Lo stesso Glossario Intelligence edito della


Presidenza del Consiglio dei Ministri - Sistema di
Informazione per la Sicurezza della Repubblica
definisce la letteratura grigia come costituita da
“notizie e dati” che da un lato sono sì pubblicamente
disponibili ma che dall’altro sono anche
contemporaneamente “ad accesso limitato”, questo,
però, senza nemmeno tentare di spiegare in cosa
consista tale limitazione dell’accesso e il perché si
verifica in “notizie e dati” che invece dovrebbero
essere pubblicamente disponibile.

Le cose, al solito, stanno in modo abbastanza diverso.

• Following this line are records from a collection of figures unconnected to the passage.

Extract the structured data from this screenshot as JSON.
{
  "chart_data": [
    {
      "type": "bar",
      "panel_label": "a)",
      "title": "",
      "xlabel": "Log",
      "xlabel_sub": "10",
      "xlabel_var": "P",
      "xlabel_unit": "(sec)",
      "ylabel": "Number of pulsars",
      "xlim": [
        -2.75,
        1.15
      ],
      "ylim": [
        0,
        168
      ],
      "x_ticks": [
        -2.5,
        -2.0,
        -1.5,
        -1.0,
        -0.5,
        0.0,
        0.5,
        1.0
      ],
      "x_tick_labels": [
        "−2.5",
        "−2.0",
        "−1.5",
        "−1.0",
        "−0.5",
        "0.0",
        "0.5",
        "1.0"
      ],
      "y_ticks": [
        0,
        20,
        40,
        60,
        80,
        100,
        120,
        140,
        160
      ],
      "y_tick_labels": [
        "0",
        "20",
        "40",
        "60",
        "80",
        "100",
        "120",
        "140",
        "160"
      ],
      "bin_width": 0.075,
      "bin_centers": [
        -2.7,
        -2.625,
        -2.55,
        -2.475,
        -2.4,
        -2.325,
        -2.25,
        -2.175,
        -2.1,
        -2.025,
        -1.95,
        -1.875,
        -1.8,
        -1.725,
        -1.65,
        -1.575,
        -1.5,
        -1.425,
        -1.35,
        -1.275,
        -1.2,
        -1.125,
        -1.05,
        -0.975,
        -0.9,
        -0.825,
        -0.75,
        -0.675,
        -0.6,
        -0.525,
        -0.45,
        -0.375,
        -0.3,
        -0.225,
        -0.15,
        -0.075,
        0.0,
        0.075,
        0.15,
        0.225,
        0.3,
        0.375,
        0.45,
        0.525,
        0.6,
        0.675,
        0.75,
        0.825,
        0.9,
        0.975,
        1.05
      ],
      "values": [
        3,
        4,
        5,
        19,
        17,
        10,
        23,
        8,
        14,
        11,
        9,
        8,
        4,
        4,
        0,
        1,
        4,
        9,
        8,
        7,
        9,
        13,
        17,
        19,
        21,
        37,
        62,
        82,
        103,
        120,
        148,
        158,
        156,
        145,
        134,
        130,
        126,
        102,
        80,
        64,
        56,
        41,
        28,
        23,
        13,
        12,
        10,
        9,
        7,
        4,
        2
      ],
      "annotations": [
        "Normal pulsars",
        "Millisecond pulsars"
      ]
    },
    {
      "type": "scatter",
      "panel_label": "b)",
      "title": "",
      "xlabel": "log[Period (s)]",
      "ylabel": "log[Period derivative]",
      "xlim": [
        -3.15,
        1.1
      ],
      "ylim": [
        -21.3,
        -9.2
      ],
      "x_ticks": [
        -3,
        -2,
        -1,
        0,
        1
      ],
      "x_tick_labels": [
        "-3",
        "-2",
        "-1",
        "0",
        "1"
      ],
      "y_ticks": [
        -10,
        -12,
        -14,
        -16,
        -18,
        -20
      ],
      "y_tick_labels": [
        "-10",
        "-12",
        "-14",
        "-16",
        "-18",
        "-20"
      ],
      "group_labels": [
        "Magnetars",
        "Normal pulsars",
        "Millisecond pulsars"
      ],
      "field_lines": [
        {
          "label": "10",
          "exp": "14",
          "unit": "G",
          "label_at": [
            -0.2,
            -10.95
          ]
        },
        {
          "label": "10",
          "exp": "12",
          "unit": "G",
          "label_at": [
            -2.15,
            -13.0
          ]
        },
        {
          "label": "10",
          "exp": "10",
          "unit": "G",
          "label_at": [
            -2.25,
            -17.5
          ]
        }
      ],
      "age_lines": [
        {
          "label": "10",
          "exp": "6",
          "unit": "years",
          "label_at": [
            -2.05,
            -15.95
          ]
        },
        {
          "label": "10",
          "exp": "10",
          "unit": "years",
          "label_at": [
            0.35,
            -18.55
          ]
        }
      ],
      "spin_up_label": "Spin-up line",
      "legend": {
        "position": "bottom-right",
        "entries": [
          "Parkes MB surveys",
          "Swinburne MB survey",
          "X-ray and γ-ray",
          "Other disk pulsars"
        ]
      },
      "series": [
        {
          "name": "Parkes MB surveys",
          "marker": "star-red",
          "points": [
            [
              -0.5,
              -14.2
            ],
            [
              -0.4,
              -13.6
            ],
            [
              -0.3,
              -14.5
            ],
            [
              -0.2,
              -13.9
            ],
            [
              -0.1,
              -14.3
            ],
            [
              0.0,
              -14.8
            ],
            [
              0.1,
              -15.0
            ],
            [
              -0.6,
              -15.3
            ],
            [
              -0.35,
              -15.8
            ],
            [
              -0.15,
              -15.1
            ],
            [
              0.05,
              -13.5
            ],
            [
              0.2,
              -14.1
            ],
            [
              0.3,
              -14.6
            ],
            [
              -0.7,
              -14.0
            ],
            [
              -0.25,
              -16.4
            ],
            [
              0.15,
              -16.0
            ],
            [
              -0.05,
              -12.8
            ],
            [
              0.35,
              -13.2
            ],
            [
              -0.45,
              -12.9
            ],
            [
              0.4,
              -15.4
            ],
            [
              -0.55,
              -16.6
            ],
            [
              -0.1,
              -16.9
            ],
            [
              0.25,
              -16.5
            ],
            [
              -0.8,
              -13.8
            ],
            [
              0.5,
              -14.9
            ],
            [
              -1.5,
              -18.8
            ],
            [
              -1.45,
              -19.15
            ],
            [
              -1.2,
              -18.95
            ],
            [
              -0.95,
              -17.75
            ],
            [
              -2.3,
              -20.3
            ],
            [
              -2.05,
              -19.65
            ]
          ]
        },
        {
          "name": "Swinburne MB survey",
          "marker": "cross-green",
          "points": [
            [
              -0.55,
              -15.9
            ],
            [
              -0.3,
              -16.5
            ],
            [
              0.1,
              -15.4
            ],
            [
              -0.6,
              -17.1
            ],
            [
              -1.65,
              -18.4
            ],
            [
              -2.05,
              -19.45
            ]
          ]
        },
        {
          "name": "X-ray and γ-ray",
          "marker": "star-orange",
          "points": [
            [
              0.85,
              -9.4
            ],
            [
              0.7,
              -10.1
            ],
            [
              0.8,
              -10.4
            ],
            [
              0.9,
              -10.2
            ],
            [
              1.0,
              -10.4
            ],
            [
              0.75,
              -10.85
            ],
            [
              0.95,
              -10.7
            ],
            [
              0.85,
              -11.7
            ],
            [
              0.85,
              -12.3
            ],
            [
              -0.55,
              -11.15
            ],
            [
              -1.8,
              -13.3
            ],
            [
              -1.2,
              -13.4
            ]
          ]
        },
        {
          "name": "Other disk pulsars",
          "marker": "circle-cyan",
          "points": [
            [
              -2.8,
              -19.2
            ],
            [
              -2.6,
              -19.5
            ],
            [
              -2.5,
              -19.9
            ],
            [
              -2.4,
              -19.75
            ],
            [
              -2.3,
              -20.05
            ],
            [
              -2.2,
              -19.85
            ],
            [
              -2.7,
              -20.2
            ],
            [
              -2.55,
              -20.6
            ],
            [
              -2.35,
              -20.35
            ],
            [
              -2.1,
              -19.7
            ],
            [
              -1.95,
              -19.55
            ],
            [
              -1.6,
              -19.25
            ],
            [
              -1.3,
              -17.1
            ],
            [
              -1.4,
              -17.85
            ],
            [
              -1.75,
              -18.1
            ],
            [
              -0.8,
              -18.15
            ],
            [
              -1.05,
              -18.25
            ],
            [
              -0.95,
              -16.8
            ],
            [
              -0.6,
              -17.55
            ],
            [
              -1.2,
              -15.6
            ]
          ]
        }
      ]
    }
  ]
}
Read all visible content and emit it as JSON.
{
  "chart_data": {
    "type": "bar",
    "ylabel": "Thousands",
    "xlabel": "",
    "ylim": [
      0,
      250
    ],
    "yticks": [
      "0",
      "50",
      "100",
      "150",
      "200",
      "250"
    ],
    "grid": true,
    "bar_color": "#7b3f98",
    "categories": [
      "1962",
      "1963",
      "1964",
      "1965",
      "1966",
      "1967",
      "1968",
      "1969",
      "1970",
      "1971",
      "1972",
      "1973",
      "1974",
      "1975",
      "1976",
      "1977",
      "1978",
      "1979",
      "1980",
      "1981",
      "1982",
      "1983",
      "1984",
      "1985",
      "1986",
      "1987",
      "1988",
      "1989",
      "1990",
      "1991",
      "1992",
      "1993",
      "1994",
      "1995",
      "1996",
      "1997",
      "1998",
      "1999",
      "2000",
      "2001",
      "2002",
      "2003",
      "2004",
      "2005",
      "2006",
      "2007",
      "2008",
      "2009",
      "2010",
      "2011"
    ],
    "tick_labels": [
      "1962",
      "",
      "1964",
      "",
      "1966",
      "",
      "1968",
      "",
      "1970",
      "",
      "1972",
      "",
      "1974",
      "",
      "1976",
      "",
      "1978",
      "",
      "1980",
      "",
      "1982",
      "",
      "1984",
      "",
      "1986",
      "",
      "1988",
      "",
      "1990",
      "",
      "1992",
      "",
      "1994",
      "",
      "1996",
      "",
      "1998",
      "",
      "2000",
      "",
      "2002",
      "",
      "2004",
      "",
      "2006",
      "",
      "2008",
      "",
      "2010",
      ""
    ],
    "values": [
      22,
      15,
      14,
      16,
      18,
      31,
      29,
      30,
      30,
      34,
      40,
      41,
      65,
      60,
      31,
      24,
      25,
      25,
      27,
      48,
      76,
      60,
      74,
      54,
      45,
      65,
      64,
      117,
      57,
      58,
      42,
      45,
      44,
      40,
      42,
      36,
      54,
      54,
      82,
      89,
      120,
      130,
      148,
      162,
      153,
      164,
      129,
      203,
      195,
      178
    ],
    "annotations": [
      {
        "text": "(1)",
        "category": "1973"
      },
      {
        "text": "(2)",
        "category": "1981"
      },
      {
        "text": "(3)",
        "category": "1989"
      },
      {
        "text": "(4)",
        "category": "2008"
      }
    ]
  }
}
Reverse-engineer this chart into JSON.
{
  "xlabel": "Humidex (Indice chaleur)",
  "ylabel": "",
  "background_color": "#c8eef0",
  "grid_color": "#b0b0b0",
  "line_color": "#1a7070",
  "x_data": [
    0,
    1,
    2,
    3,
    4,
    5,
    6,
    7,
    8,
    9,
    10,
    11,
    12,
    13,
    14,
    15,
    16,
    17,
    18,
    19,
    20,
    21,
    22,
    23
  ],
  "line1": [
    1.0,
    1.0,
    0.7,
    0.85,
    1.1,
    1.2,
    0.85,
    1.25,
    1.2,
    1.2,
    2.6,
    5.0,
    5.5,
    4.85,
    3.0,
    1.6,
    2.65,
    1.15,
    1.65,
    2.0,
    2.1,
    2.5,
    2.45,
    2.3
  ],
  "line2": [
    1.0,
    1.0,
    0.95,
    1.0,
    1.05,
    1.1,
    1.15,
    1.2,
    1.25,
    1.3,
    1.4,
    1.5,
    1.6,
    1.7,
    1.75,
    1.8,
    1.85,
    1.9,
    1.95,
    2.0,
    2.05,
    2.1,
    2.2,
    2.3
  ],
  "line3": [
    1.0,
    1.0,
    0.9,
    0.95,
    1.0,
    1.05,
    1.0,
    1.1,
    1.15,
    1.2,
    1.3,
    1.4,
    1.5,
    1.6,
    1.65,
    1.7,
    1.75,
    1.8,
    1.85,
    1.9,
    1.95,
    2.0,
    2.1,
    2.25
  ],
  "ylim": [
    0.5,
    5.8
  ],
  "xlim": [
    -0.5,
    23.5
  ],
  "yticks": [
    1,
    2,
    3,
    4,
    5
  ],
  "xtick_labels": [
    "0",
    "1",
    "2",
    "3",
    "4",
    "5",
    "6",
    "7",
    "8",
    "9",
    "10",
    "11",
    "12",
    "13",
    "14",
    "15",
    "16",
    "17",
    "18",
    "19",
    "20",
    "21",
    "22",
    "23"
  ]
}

Fonti ed informazioni o mantengono il proprio stato
originario di accessibilità e disponibilità (e quindi sono fonti
aperte o originarie) o sottostanno ad un qualche
dispositivo di classifica di riservatezza, variamente
dimensionato (e quindi non sono fonti aperte). La realtà è
che il “colore” della letteratura grigia non ha nulla a che
vedere con aspetti di riservatezza, segretezza o con una
qualche particolare natura ontologica insondabile, ma con
qualcosa che viene dopo.
Per quanto ci riguarda essendo lo scopo della Teoria
Generale per l'Intelligence delle Fonti Aperte quello di
sollecitare un irrobustimento dell'assetto teoretico
disciplinare di OSINT non possiamo davvero accontentarci
di definizioni così vaghe. È per questo motivo che nel
Microglossario Interdisciplinare per l’Intelligence delle Fonti
Aperte prevede una approfondita disamina interdisciplinare
del lemma, alla quale rimandiamo.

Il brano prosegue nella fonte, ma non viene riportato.